You’ll recognise some voices and discover others. This isn’t about novelty for its own sake, but about asking different questions of the people and movements shaping our world. How can brands align with cultural movements without diluting their essence? How do creators build lasting value beyond viral moments? How do we foster monetisation models that serve both commercial success and cultural progress?
We may not have all the answers yet, but we are actively addressing the questions that will define the next decade of business and culture.

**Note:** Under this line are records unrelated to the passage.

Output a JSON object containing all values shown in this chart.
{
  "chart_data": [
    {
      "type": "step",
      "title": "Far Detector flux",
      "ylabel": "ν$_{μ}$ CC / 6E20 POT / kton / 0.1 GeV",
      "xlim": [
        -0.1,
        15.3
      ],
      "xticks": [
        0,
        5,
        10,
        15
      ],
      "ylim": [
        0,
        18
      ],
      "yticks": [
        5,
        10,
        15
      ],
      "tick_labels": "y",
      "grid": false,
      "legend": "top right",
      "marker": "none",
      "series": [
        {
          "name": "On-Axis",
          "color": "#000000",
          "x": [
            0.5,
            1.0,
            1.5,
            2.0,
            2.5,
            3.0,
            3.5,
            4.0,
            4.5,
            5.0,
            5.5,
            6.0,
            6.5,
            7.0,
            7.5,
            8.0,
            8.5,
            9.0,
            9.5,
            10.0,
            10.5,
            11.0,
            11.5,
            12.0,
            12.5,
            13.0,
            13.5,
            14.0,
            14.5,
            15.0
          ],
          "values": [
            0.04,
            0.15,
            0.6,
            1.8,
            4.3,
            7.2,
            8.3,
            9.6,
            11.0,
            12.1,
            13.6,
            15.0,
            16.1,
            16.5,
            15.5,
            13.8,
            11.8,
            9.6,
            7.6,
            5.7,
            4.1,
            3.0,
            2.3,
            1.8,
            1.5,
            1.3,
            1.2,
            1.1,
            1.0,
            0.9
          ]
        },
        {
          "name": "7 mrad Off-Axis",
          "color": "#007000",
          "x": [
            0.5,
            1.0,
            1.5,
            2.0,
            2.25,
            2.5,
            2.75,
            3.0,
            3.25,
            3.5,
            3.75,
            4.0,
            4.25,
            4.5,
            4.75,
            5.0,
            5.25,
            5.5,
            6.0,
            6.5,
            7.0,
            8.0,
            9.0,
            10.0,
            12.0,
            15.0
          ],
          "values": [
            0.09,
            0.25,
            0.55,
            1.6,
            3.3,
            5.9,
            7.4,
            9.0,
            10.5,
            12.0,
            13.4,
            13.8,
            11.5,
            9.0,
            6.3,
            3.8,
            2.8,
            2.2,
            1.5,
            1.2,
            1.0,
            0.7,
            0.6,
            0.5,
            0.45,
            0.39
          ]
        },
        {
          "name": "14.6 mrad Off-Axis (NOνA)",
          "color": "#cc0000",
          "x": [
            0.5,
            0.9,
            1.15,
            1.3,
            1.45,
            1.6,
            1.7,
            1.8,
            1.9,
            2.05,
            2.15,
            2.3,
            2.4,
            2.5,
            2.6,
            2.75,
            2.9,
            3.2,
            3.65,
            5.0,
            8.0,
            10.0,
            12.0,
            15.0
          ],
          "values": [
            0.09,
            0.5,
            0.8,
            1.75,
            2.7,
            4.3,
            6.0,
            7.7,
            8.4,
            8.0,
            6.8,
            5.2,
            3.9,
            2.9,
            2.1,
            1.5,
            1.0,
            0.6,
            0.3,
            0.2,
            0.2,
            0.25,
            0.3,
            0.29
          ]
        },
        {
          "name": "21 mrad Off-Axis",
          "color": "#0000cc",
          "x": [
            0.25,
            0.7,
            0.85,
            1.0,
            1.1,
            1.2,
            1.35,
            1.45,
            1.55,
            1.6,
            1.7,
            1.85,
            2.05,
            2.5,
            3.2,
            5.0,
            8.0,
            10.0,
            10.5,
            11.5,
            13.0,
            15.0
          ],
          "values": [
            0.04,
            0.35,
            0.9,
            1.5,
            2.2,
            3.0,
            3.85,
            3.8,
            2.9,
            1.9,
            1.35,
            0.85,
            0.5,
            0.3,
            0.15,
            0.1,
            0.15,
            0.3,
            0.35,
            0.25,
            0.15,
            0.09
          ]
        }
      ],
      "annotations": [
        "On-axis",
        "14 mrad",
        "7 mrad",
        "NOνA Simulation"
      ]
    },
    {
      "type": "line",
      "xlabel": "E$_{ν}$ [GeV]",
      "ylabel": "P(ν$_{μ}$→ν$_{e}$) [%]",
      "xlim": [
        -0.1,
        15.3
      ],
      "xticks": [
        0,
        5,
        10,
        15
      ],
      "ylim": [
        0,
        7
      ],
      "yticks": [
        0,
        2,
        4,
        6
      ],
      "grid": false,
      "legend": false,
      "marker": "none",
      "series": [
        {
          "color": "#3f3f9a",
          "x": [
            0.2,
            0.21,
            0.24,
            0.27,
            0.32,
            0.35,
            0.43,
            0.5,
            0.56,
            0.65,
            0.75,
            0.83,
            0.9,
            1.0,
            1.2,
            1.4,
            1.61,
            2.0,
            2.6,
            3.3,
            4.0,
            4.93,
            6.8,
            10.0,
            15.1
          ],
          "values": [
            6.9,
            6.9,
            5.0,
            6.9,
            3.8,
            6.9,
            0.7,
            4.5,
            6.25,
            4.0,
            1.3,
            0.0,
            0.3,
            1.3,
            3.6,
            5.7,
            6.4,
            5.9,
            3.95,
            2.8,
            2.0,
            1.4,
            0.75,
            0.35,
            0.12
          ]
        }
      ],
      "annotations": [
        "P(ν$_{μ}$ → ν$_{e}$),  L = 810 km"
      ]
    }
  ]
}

Whether you’re a brand leader seeking authentic engagement strategies, a creator building for the long term, or simply someone who believes that commerce and culture can elevate each other, you’ll find frameworks and insights here designed for sustainable growth.
The most successful leaders today, whether they’re running FTSE 100 companies or building movements from bedrooms, understand that their decisions will be judged not by shareholders alone, but by the broader cultural conversation they help to create. They also recognise that relevance isn’t determined in conference rooms but stress-tested in the communities that exist far beyond them.
If there’s a single promise this platform makes, it’s this: we will examine your world with the seriousness it deserves. In a fast-moving, tech-disrupted world crying out for leadership and vision, we want to offer something rarer than breaking news: depth, integrity, and the space to think.
Welcome to Beyond the Boardroom. Welcome to a different kind of cultural conversation.